Pepica Celda est la fille de José Celda, fusillé républicain espagnol : nous sommes au début des années 40, en pleine répression conduite par le général Franco et ses troupes nationalistes. Ils seront ainsi des milliers à être assassinés, enfouis sous terre à la va-vite. Avec sensibilité et une belle qualité narrative, L’abîme de l’oubli (Delcourt/Mirages) revient sur cette période noire de l’Histoire espagnole.
L’album se présente en format paysage. Il compte presque 300 pages mais se dévore comme un journal de bord, riche de faits avérés et d’anecdotes incroyables. Pour réussir cet exploit, Rodrigo Terrasa (scénariste et journaliste à El Mundo) et Paco Roca (scénariste et dessinateur) ont uni leurs talents. Le premier avait déjà rédigé un article sur l’exhumation des disparus du franquisme. Il avait les infos, les contacts. Le second avait déjà publié un album sur la période de la guerre civile de 1936.

Entre eux, un point commun : la lutte contre l’ignorance. Il est vrai que, malgré le million de victimes recensées, le silence a souvent prévalu face à quarante années de dictature et de souffrance, pour ne pas remuer le couteau dans la plaie ou, de manière plus vicieuse, continuer à soutenir ce qui s’est passé…
C’est donc avec une bonne dose de courage et de responsabilité que les deux auteurs se saisissent ici d’un sujet toujours à fleur de peau et nous mettent, dès les premières pages, au pied du mur des suppliciés. Ainsi, ce jour de septembre 1940, avec de nombreux autres hommes, paysans, artisans et travailleurs, jeunes pères de famille et anciens du village, José Celda est tué puis rapidement jeté dans une fosse commune du cimetière de Paterna, une petite ville située à côté de Valence.


70 ans plus tard, sa fille, âgée de 8 ans au moment de l’assassinat, réussit à convaincre les autorités de récupérer les restes de son père. Dans cette entreprise difficile, qui fait l’objet de nombreuses controverses politiques, elle est aidée par deux archéologues.
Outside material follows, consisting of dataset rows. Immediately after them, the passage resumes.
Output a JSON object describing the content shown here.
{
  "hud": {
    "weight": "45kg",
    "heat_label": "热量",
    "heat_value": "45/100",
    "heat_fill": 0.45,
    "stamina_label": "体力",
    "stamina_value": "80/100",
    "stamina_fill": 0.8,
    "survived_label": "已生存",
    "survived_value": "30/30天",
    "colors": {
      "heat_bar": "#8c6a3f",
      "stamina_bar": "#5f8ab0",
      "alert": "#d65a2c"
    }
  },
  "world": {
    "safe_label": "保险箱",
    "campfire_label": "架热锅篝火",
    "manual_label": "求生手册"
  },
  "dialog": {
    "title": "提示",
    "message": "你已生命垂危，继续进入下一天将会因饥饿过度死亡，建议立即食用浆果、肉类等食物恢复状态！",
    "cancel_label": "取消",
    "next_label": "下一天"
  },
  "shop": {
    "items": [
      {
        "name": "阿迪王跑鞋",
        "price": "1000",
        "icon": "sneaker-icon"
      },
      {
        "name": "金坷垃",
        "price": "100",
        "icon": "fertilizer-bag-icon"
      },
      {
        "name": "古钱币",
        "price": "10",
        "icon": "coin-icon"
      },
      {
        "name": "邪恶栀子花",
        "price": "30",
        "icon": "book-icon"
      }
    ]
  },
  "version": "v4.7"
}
Leurs missions ? Creuser la terre, identifier les causes de la mort et les ossements autant que possible, puis les rendre aux familles, afin que le deuil puisse enfin trouver une issue.
Dans leur quête de vérité, Elisa et Manolo découvrent de petites bouteilles cachées avec les cadavres. A chaque dépouille son attribut, tel un souvenir susceptible de franchir les années et de sonner comme une victoire face à l’abîme de l’oubli. La BD nous mène dans les pas d’un homme à l’origine de cette initiative risquée : Léonce Badia. Son parcours fut empathique et sa vie tragique.


La BD est construite de telle manière que toutes les briques manquantes s’assemblent au fur et à mesure. L’histoire n’édulcore pas l’Histoire et nous éclaire sur un pan entier du passé, mêlant pour cela plusieurs styles graphiques et palettes de couleurs, ainsi que plusieurs types de narration et de références. L’une d’elle, qui concerne l’Iliade, se révèle particulièrement instructive, car elle nous rappelle combien les rites funéraires contribuent à l’apaisement des vivants.
Devoir de mémoire, autant que bande-dessinée savamment écrite et délicatement mise en scène, L’abîme de l’oubli est un livre instructif. Un geste politique fort, aussi.